- El periodista destaca en documento presentado ante el ministerio de Gobernación que la Fundación criminaliza y usa indebidamente su personería jurídica.
- Destaca violaciones a legislación y reglementos que rigen a las ONG.
El periodista José Rubén Zamora presentó este miércoles 18 de febrero, un requerimiento formal ante el Registro de Personas Jurídicas del Ministerio de Gobernación para solicitar la cancelación de la Fundación contra el Terrorismo, al considerar que su personería jurídica «ha sido utilizada para fines contrarios a la ley, al Estado de Derecho y a los principios que rigen a las organizaciones sin fines de lucro».
En el escrito, Zamora sostiene que la entidad, conocida como «Fundaterror», ha sido instrumentalizada para «promover la criminalización, persecución e intimidación de periodistas, operadores de justicia y defensores de derechos humanos, mediante el uso de acciones legales, campañas públicas de estigmatización y mecanismos de presión orientados a limitar el ejercicio de derechos fundamentales».
“La Fundación contra el Terrorismo ha sido utilizada como mecanismo para criminalizar y perseguir a personas que ejercen su labor periodística y de defensa de los derechos humanos”, afirmó Zamora en su solicitud y reiteró ante la prensa que la organización, que dirige Ricardo Méndez Ruiz, «se ha convertido en una arma represiva», que actúa de acuerdo con el Ministerio Público.
El requerimiento señala que la Fundación ha presentado denuncias y querellas penales sin sustento fáctico ni jurídico contra periodistas, fiscales, jueces y exoperadores de justicia, participando activamente como querellante adhesivo en múltiples procesos judiciales, incluyendo los que se siguen contra el propio Zamora y que han estado plagados de irregularidades legales.
Esta figura le ha permitido intervenir directamente en la acusación penal y promover acciones que han derivado en detenciones, procesos prolongados y medidas restrictivas de libertad contra diversos actores vinculados a la lucha contra la corrupción y la defensa de los derechos humanos.

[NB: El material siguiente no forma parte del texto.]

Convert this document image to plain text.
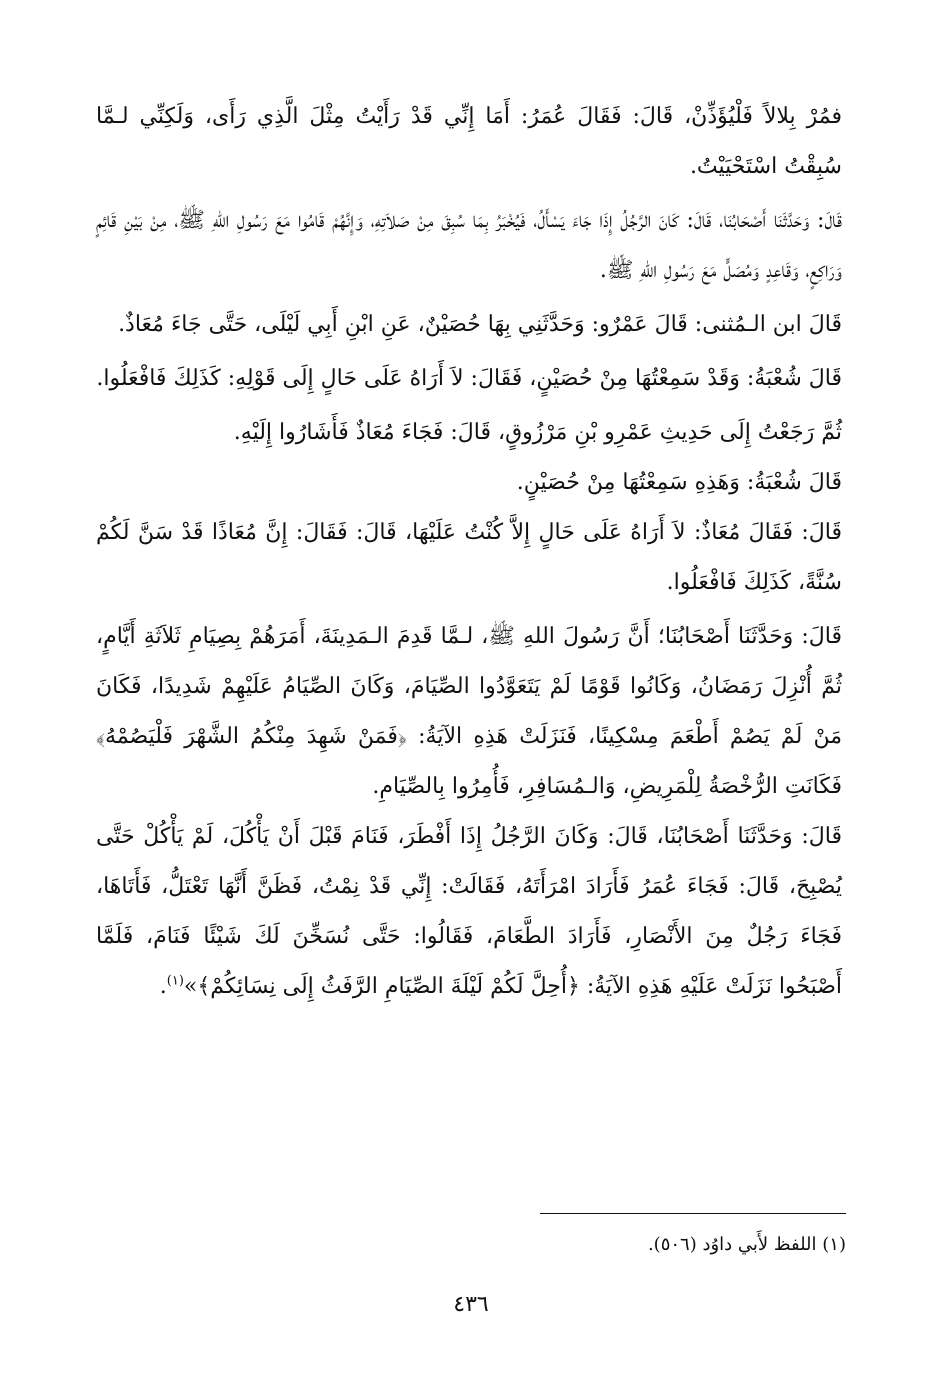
فمُرْ بِلالاً فَلْيُؤَذِّنْ، قَالَ: فَقَالَ عُمَرُ: أَمَا إِنِّي قَدْ رَأَيْتُ مِثْلَ الَّذِي رَأَى، وَلَكِنِّي لـمَّا سُبِقْتُ اسْتَحْيَيْتُ.

قَالَ: وَحَدَّثَنَا أَصْحَابُنَا، قَالَ: كَانَ الرَّجُلُ إِذَا جَاءَ يَسْأَلُ، فَيُخْبَرُ بِمَا سُبِقَ مِنْ صَلاَتِهِ، وَإِنَّهُمْ قَامُوا مَعَ رَسُولِ اللهِ ﷺ، مِنْ بَيْنِ قَائِمٍ وَرَاكِعٍ، وَقَاعِدٍ وَمُصَلٍّ مَعَ رَسُولِ اللهِ ﷺ.

قَالَ ابن الـمُثنى: قَالَ عَمْرٌو: وَحَدَّثَنِي بِهَا حُصَيْنٌ، عَنِ ابْنِ أَبِي لَيْلَى، حَتَّى جَاءَ مُعَاذٌ.

قَالَ شُعْبَةُ: وَقَدْ سَمِعْتُهَا مِنْ حُصَيْنٍ، فَقَالَ: لاَ أَرَاهُ عَلَى حَالٍ إِلَى قَوْلِهِ: كَذَلِكَ فَافْعَلُوا.

ثُمَّ رَجَعْتُ إِلَى حَدِيثِ عَمْرِو بْنِ مَرْزُوقٍ، قَالَ: فَجَاءَ مُعَاذٌ فَأَشَارُوا إِلَيْهِ.

قَالَ شُعْبَةُ: وَهَذِهِ سَمِعْتُهَا مِنْ حُصَيْنٍ.

قَالَ: فَقَالَ مُعَاذٌ: لاَ أَرَاهُ عَلَى حَالٍ إِلاَّ كُنْتُ عَلَيْهَا، قَالَ: فَقَالَ: إِنَّ مُعَاذًا قَدْ سَنَّ لَكُمْ سُنَّةً، كَذَلِكَ فَافْعَلُوا.

قَالَ: وَحَدَّثَنَا أَصْحَابُنَا؛ أَنَّ رَسُولَ اللهِ ﷺ، لـمَّا قَدِمَ الـمَدِينَةَ، أَمَرَهُمْ بِصِيَامِ ثَلاَثَةِ أَيَّامٍ، ثُمَّ أُنْزِلَ رَمَضَانُ، وَكَانُوا قَوْمًا لَمْ يَتَعَوَّدُوا الصِّيَامَ، وَكَانَ الصِّيَامُ عَلَيْهِمْ شَدِيدًا، فَكَانَ مَنْ لَمْ يَصُمْ أَطْعَمَ مِسْكِينًا، فَنَزَلَتْ هَذِهِ الآيَةُ: ﴿فَمَنْ شَهِدَ مِنْكُمُ الشَّهْرَ فَلْيَصُمْهُ﴾ فَكَانَتِ الرُّخْصَةُ لِلْمَرِيضِ، وَالـمُسَافِرِ، فَأُمِرُوا بِالصِّيَامِ.

قَالَ: وَحَدَّثَنَا أَصْحَابُنَا، قَالَ: وَكَانَ الرَّجُلُ إِذَا أَفْطَرَ، فَنَامَ قَبْلَ أَنْ يَأْكُلَ، لَمْ يَأْكُلْ حَتَّى يُصْبِحَ، قَالَ: فَجَاءَ عُمَرُ فَأَرَادَ امْرَأَتَهُ، فَقَالَتْ: إِنِّي قَدْ نِمْتُ، فَظَنَّ أَنَّهَا تَعْتَلُّ، فَأَتَاهَا، فَجَاءَ رَجُلٌ مِنَ الأَنْصَارِ، فَأَرَادَ الطَّعَامَ، فَقَالُوا: حَتَّى نُسَخِّنَ لَكَ شَيْئًا فَنَامَ، فَلَمَّا أَصْبَحُوا نَزَلَتْ عَلَيْهِ هَذِهِ الآيَةُ: ﴿أُحِلَّ لَكُمْ لَيْلَةَ الصِّيَامِ الرَّفَثُ إِلَى نِسَائِكُمْ﴾»$^{(١)}$.

(١) اللفظ لأَبي داوُد (٥٠٦).
٤٣٦
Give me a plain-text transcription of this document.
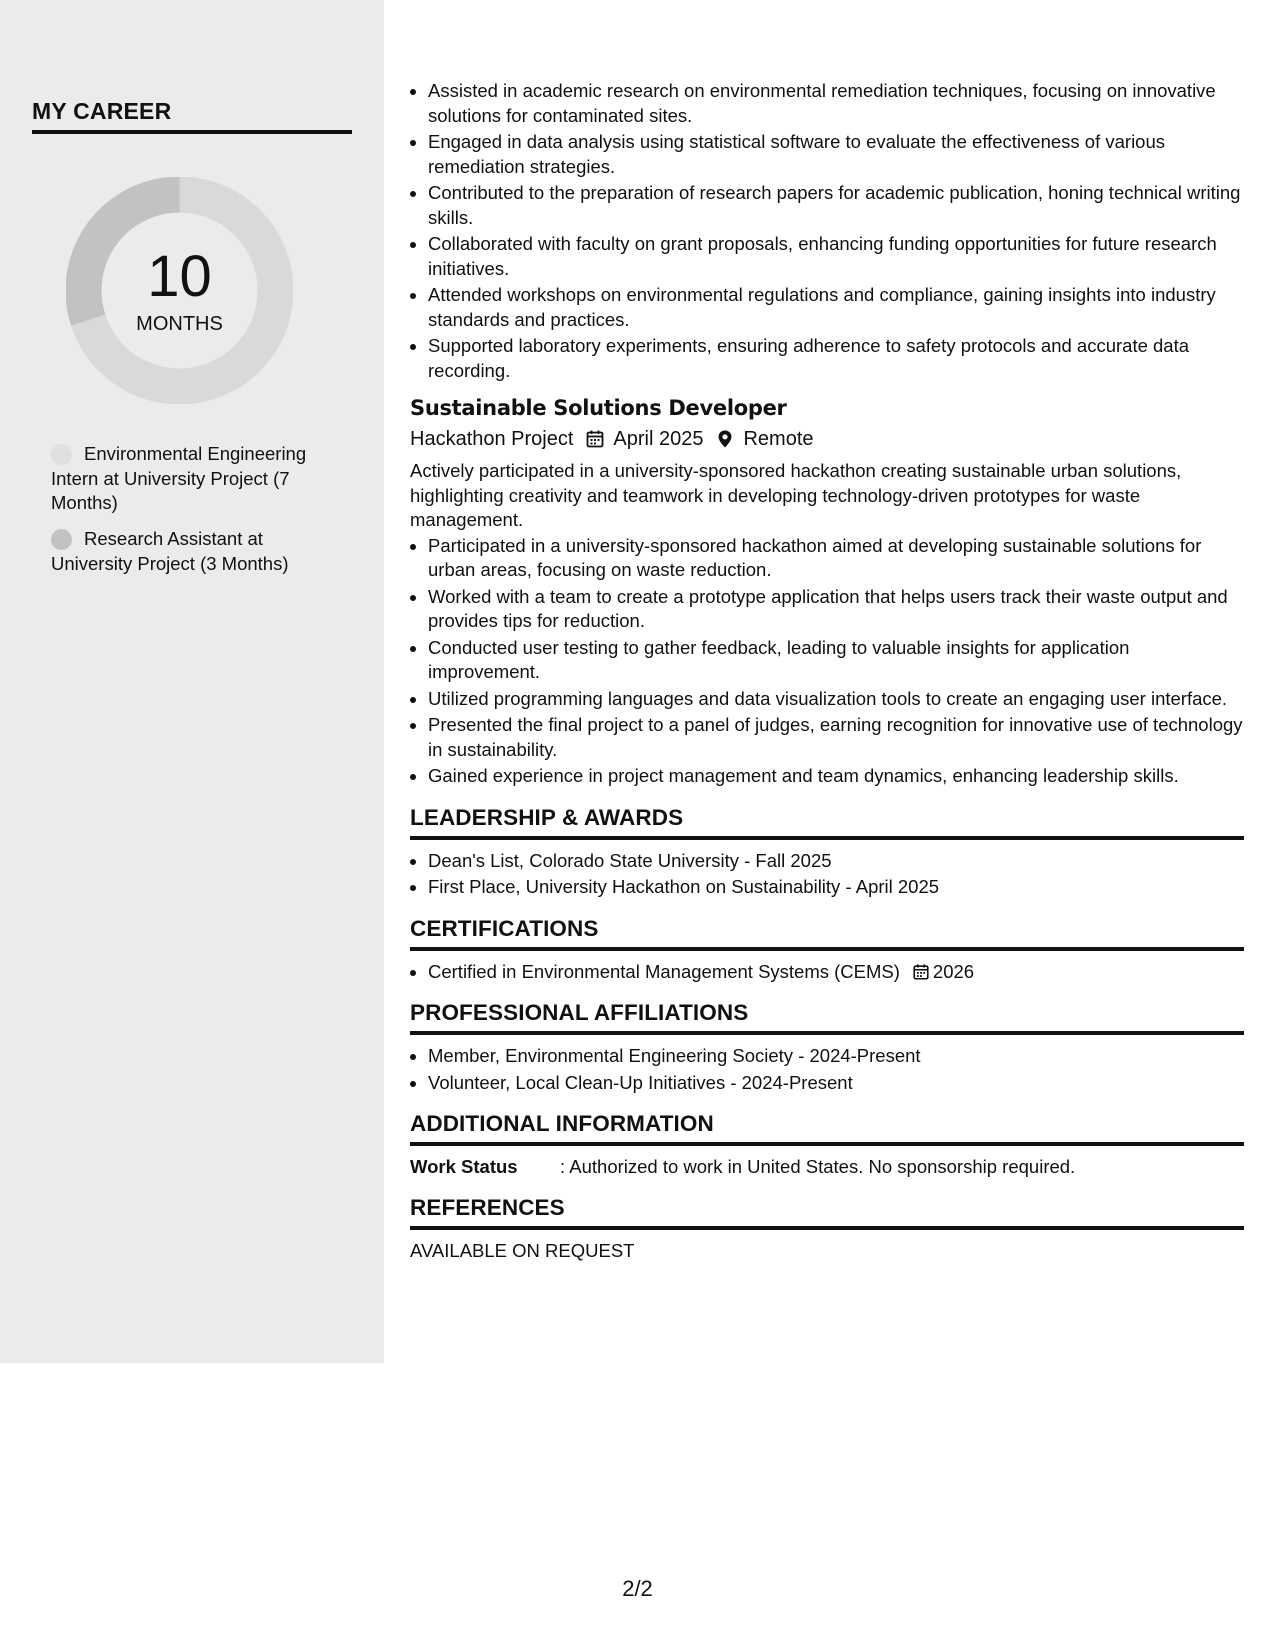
MY CAREER
10
MONTHS
Environmental Engineering Intern at University Project (7 Months)
Research Assistant at University Project (3 Months)
• Assisted in academic research on environmental remediation techniques, focusing on innovative solutions for contaminated sites.
• Engaged in data analysis using statistical software to evaluate the effectiveness of various remediation strategies.
• Contributed to the preparation of research papers for academic publication, honing technical writing skills.
• Collaborated with faculty on grant proposals, enhancing funding opportunities for future research initiatives.
• Attended workshops on environmental regulations and compliance, gaining insights into industry standards and practices.
• Supported laboratory experiments, ensuring adherence to safety protocols and accurate data recording.
Sustainable Solutions Developer
Hackathon Project April 2025 Remote
Actively participated in a university-sponsored hackathon creating sustainable urban solutions, highlighting creativity and teamwork in developing technology-driven prototypes for waste management.
• Participated in a university-sponsored hackathon aimed at developing sustainable solutions for urban areas, focusing on waste reduction.
• Worked with a team to create a prototype application that helps users track their waste output and provides tips for reduction.
• Conducted user testing to gather feedback, leading to valuable insights for application improvement.
• Utilized programming languages and data visualization tools to create an engaging user interface.
• Presented the final project to a panel of judges, earning recognition for innovative use of technology in sustainability.
• Gained experience in project management and team dynamics, enhancing leadership skills.
LEADERSHIP & AWARDS
• Dean's List, Colorado State University - Fall 2025
• First Place, University Hackathon on Sustainability - April 2025
CERTIFICATIONS
• Certified in Environmental Management Systems (CEMS) 2026
PROFESSIONAL AFFILIATIONS
• Member, Environmental Engineering Society - 2024-Present
• Volunteer, Local Clean-Up Initiatives - 2024-Present
ADDITIONAL INFORMATION
Work Status	: Authorized to work in United States. No sponsorship required.
REFERENCES
AVAILABLE ON REQUEST
2/2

Asimismo, el documento describe «un patrón de actuación que incluye la presentación reiterada de denuncias penales contra personas consideradas adversarias, la promoción de campañas públicas de deslegitimación y la difusión de mensajes intimidatorios en espacios públicos y redes sociales». Según el periodista, estas acciones han contribuido a generar un entorno de presión y estigmatización que afecta gravemente la dignidad, la libertad y el ejercicio independiente del periodismo y el Estado de Derecho.
“La personería jurídica de una organización no puede utilizarse como herramienta de intimidación ni de persecución contra quienes ejercen derechos fundamentales”, expresó Zamora al ser entrevistado por numerosos periodistas que cubrieron el momento en que se entregó el documento.
El periodista sostiene que estas acciones constituyen un uso indebido de la personalidad jurídica de la organización y representan actividades contrarias a sus fines estatutarios y al marco legal que regula a las organizaciones no gubernamentales en Guatemala.
“La cancelación es una medida legal cuando una entidad es instrumentalizada para realizar acciones contrarias al Estado de Derecho y al bien común”, señala el documento.
La solicitud se fundamenta en la Ley de Organizaciones No Gubernamentales para el Desarrollo y su reglamento, que establecen que cualquier persona puede solicitar al Registro de Personas Jurídicas la cancelación de una organización cuando existan indicios de que ha actuado fuera de sus fines estatutarios o en contravención de la ley. Zamora ejerce este derecho en su calidad de ciudadano y periodista directamente afectado, amparado además en el derecho constitucional de petición, que garantiza a toda persona acudir ante las autoridades para exigir el cumplimiento de la ley y la protección de sus derechos fundamentales.
Zamora subraya que su requerimiento constituye un llamado a que las autoridades actúen conforme a la ley y garanticen la protección de los derechos fundamentales y el respeto al orden jurídico.
“El Estado tiene el deber de garantizar la protección de los derechos humanos y asegurar que ninguna organización utilice su estructura para vulnerarlos”, afirmó.
Con esta solicitud, se inicia un proceso administrativo mediante el cual las autoridades competentes deberán evaluar los argumentos presentados y determinar, conforme al marco legal vigente, si procede la cancelación de la Fundación contra el Terrorismo.